Francophonie : le sommet des polémiques
On peut sérieusement se demander ce qu’il faudra retenir, côté France, du XIVème sommet de la francophonie organisé cette année au Congo-Kinshasa. Il y a d’abord eu la polémique autour d’un déplacement présidentiel perçu par les ONG et l’opposition congolaise comme une caution de l’Hexagone au régime contesté de Joseph Kabila, responsable d’un hold-up électoral en novembre 2011 et de violations massives des droits de l’Homme. Ce qui a justifié l’hésitation du Président Hollande, qui s’est finalement décidé à effectuer le déplacement à certaines conditions, dont on apprend qu’aucune n’a été respectée par les autorités sur place. Et avant même de décoller pour Kinshasa, le Président doit faire face à une énième polémique, cette fois-ci concernant sa Ministre déléguée à la francophonie. La « présidence normale » est en train de se fissurer sur cette affaire de la francophonie, a priori périphérique.

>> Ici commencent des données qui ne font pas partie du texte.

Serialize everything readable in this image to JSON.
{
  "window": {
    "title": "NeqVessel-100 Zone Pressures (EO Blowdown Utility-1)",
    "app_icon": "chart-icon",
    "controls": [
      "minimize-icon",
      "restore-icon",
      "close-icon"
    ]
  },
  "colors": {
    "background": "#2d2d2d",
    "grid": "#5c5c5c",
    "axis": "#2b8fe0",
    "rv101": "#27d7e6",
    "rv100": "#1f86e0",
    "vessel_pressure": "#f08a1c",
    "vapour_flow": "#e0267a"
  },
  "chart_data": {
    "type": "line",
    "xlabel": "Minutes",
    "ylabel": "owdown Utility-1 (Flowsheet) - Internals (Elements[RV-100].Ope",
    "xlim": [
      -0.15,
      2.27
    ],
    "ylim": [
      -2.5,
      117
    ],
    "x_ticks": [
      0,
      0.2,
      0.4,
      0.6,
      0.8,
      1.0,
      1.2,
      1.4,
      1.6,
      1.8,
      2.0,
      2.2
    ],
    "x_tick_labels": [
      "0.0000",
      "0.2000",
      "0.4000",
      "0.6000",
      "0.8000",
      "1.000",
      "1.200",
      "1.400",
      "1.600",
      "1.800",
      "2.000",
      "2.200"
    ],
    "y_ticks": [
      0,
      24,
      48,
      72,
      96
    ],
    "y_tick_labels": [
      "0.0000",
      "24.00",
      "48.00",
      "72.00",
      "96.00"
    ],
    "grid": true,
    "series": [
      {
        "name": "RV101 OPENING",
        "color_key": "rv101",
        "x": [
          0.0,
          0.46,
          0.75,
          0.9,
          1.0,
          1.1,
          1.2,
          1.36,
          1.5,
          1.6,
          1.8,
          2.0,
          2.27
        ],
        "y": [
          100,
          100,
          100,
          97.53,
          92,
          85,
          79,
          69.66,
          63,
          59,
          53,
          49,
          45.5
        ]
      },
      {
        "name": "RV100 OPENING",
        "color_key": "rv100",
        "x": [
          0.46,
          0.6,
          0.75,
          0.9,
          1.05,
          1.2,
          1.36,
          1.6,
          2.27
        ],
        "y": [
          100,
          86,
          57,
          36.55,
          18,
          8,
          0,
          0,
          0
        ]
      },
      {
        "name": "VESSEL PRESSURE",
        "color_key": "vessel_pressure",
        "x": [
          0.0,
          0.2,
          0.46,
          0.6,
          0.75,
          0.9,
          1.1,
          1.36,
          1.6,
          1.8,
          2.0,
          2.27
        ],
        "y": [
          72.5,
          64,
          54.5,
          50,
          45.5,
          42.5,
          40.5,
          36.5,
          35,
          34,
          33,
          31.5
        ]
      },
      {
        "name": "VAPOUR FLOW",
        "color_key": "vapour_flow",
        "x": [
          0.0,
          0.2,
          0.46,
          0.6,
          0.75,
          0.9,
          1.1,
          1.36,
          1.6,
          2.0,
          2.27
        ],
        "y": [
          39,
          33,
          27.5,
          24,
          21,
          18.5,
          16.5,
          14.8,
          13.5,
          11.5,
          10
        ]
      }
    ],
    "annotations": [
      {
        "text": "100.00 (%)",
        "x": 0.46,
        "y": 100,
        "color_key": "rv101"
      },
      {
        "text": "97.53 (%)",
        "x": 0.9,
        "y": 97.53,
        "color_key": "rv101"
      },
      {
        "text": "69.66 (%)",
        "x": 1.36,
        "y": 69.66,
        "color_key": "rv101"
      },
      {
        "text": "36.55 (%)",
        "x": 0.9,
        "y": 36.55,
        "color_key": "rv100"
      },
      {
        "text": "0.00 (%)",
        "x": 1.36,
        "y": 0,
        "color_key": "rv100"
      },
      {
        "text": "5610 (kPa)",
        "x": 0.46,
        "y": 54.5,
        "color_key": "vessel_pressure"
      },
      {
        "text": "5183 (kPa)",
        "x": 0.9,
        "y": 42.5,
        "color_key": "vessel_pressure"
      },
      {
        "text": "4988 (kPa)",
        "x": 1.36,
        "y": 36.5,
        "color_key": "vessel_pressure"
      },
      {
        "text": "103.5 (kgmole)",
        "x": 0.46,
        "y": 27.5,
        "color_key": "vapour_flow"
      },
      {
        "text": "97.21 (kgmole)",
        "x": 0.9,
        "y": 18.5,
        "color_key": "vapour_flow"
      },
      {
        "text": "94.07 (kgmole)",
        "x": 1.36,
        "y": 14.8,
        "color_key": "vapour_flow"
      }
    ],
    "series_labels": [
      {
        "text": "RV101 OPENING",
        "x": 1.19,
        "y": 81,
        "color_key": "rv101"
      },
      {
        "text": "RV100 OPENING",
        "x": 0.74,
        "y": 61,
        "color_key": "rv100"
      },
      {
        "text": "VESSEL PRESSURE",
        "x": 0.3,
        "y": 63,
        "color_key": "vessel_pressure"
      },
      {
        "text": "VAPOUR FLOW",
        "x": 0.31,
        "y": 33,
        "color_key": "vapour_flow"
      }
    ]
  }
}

Le Canard Enchaîné s’est ainsi invité à ce sommet de manière remarquée, et on en parlera sûrement longtemps. L’hebdomadaire satirique révèle une affaire qui pourrait entraîner le départ de Madame Benguigui de l’équipe gouvernementale. Dans sa livraison de jeudi 11 octobre, on apprend que la ministre déléguée à la francophonie a demandé à voyager mardi 09 octobre de Paris à Kinshasa à bord d’un avion de la République, plutôt que sur un vol régulier. Coût estimé du vol : 140.000 euros.
Elle serait passée outre les consignes de l’Elysée qui recommandait « d'utiliser un avion de ligne ». Il revenait à Matignon de lui dire « non », mais rien de tout cela n’a été fait.

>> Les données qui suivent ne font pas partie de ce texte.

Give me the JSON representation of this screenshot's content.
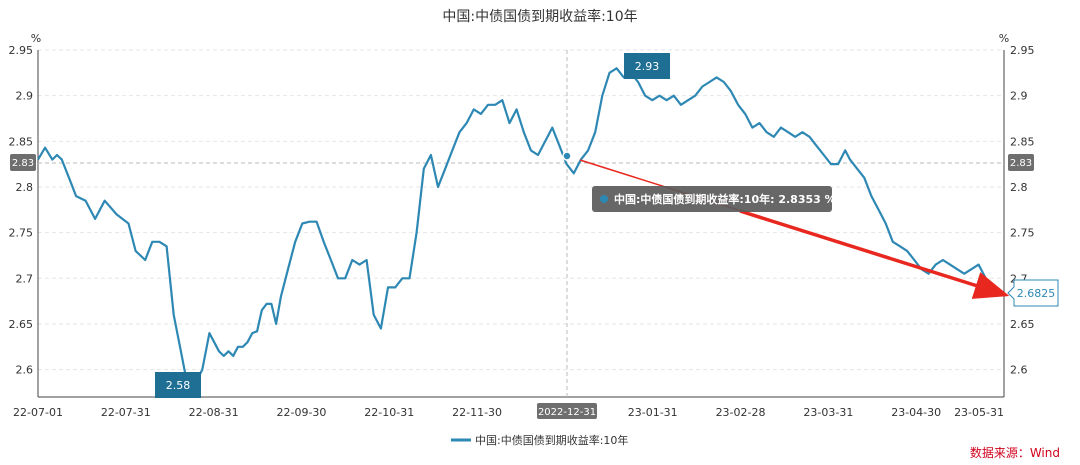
{
  "chart_data": {
    "type": "line",
    "title": "中国:中债国债到期收益率:10年",
    "y_unit_left": "%",
    "y_unit_right": "%",
    "ylim": [
      2.57,
      2.95
    ],
    "y_ticks": [
      "2.6",
      "2.65",
      "2.7",
      "2.75",
      "2.8",
      "2.85",
      "2.9",
      "2.95"
    ],
    "x_ticks": [
      "22-07-01",
      "22-07-31",
      "22-08-31",
      "22-09-30",
      "22-10-31",
      "22-11-30",
      "2022-12-31",
      "23-01-31",
      "23-02-28",
      "23-03-31",
      "23-04-30",
      "23-05-31"
    ],
    "grid": true,
    "legend_position": "bottom",
    "series": [
      {
        "name": "中国:中债国债到期收益率:10年",
        "color": "#2e88b4",
        "x": [
          0,
          3,
          6,
          8,
          10,
          13,
          16,
          20,
          24,
          28,
          33,
          38,
          41,
          45,
          48,
          51,
          54,
          57,
          60,
          63,
          66,
          69,
          72,
          74,
          76,
          78,
          80,
          82,
          83,
          84,
          86,
          88,
          90,
          92,
          94,
          96,
          98,
          100,
          102,
          105,
          108,
          111,
          114,
          117,
          120,
          123,
          126,
          129,
          132,
          135,
          138,
          141,
          144,
          147,
          150,
          153,
          156,
          159,
          162,
          165,
          168,
          171,
          174,
          177,
          180,
          183,
          186,
          189,
          192,
          195,
          198,
          201,
          204,
          207,
          210,
          213,
          216,
          219,
          222,
          225,
          228,
          231,
          234,
          237,
          240,
          243,
          246,
          249,
          252,
          255,
          258,
          261,
          264,
          267,
          270,
          273,
          276,
          279,
          282,
          285,
          288,
          291,
          294,
          297,
          300,
          303,
          306,
          309,
          312,
          315,
          318,
          321,
          324,
          327,
          330,
          333,
          336,
          339,
          341,
          344,
          347,
          350,
          353,
          356,
          359,
          362,
          365,
          368,
          371,
          374,
          377,
          380,
          383,
          386,
          389,
          392,
          395,
          398,
          401,
          404
        ],
        "values": [
          2.83,
          2.843,
          2.83,
          2.835,
          2.83,
          2.81,
          2.79,
          2.785,
          2.765,
          2.785,
          2.77,
          2.76,
          2.73,
          2.72,
          2.74,
          2.74,
          2.735,
          2.66,
          2.62,
          2.58,
          2.585,
          2.6,
          2.64,
          2.63,
          2.62,
          2.615,
          2.62,
          2.615,
          2.62,
          2.625,
          2.625,
          2.63,
          2.64,
          2.642,
          2.665,
          2.672,
          2.672,
          2.65,
          2.68,
          2.71,
          2.74,
          2.76,
          2.762,
          2.762,
          2.74,
          2.72,
          2.7,
          2.7,
          2.72,
          2.715,
          2.72,
          2.66,
          2.645,
          2.69,
          2.69,
          2.7,
          2.7,
          2.75,
          2.82,
          2.835,
          2.8,
          2.82,
          2.84,
          2.86,
          2.87,
          2.885,
          2.88,
          2.89,
          2.89,
          2.895,
          2.87,
          2.885,
          2.86,
          2.84,
          2.835,
          2.85,
          2.865,
          2.845,
          2.825,
          2.815,
          2.83,
          2.84,
          2.86,
          2.9,
          2.925,
          2.93,
          2.92,
          2.925,
          2.915,
          2.9,
          2.895,
          2.9,
          2.895,
          2.9,
          2.89,
          2.895,
          2.9,
          2.91,
          2.915,
          2.92,
          2.915,
          2.905,
          2.89,
          2.88,
          2.865,
          2.87,
          2.86,
          2.855,
          2.865,
          2.86,
          2.855,
          2.86,
          2.855,
          2.845,
          2.835,
          2.825,
          2.825,
          2.84,
          2.83,
          2.82,
          2.81,
          2.79,
          2.775,
          2.76,
          2.74,
          2.735,
          2.73,
          2.72,
          2.71,
          2.705,
          2.715,
          2.72,
          2.715,
          2.71,
          2.705,
          2.71,
          2.715,
          2.7,
          2.69,
          2.6825
        ]
      }
    ],
    "annotations": {
      "min_label": "2.58",
      "max_label": "2.93",
      "last_value_label": "2.6825",
      "axis_pointer_left": "2.83",
      "axis_pointer_right": "2.83",
      "tooltip_text": "中国:中债国债到期收益率:10年: 2.8353  %",
      "crosshair_x_label": "2022-12-31"
    }
  },
  "source_label": "数据来源：Wind"
}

Madame Benguigui a été l’artisane de la tenue du sommet de la francophonie à Kinshasa, malgré l’hostilité de l’opposition congolaise et des ONG, qui percevait l’arrivée du Chef de l’Etat français comme une caution à un régime qui viole massivement les droits de l’homme et qui a orchestré un sanglant hold-up électorale en novembre 2011. Depuis, le pays vit dans une crise politique aiguë, avec deux hommes se revendiquant tous les deux « Président élu » : l’opposant historique Etienne Tshisekedi et le Président « officiel » Joseph Kabila.

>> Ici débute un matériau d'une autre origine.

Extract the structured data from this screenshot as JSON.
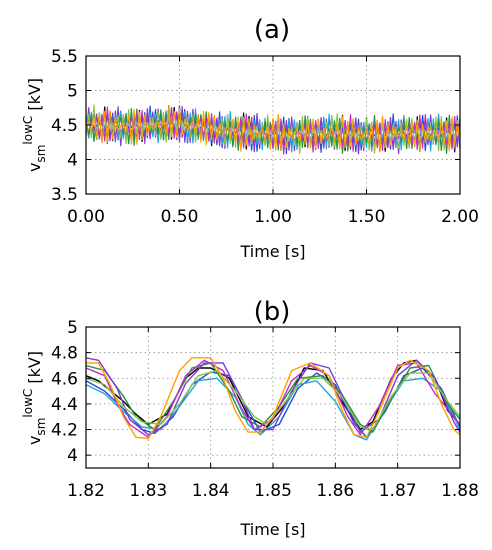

Yamina Benguigui compte également utiliser le Falcon 900 de la République pour se rendre à Goma, Capitale de la Province meurtrie du Nord-Kivu. Cette ville de l’Est du pays est pourtant menacée par les rebelles du M23 soutenus par le Rwanda voisin. La ministre dit vouloir y remettre une enveloppe de 2 millions d’euros au profit des réfugiés. Une mission inutile sauf pour la seule image de l’intéressée.
Si la France veut vraiment aider la population du Kivu, elle sait exactement ce qu’elle a à faire. La société civile du Nord-Kivu demande depuis des mois l’envoi des troupes françaises à Goma sur l’exemple de l’opération Artemis, seule force capable d’obliger le dictateur rwandais Paul Kagamé à cesser de martyriser les populations de l’Est du Congo par des guerres à répétition ayant causé la mort de six millions de congolais. Le déplacement éclair d’une « ministre déléguée » dont le poids et les chances de « survie » au gouvernement sont aussi faibles, relève d’une pure opération d’autopromotion.
Pour autant, il y a peu de chance que la gauche monte sur ses grands chevaux pour tancer la « camarade » bling-bling du gouvernement. Quant à la droite, elle est enfermée dans la bataille pour la présidence de l’UMP et peut difficilement monter au créneau compte tenu de ses propres « casseroles »[1]. Seul le « Président normal » pourrait se sentir embarrassé par cette affaire dont il n’avait vraiment pas besoin.
Déjà que les conditions qu’il avait posées pour se rendre à Kinshasa, à savoir des réformes en matière de démocratie, ont tout bonnement été ignorées par les dirigeants congolais. Il aurait pourtant obtenu de sa Ministre déléguée, qui avait rencontré le Président Kabila, l’assurance que ces réformes seraient réalisées. Même le procès des assassins présumés du militant des droits de l’Homme Floribert Chebeya a été reporté.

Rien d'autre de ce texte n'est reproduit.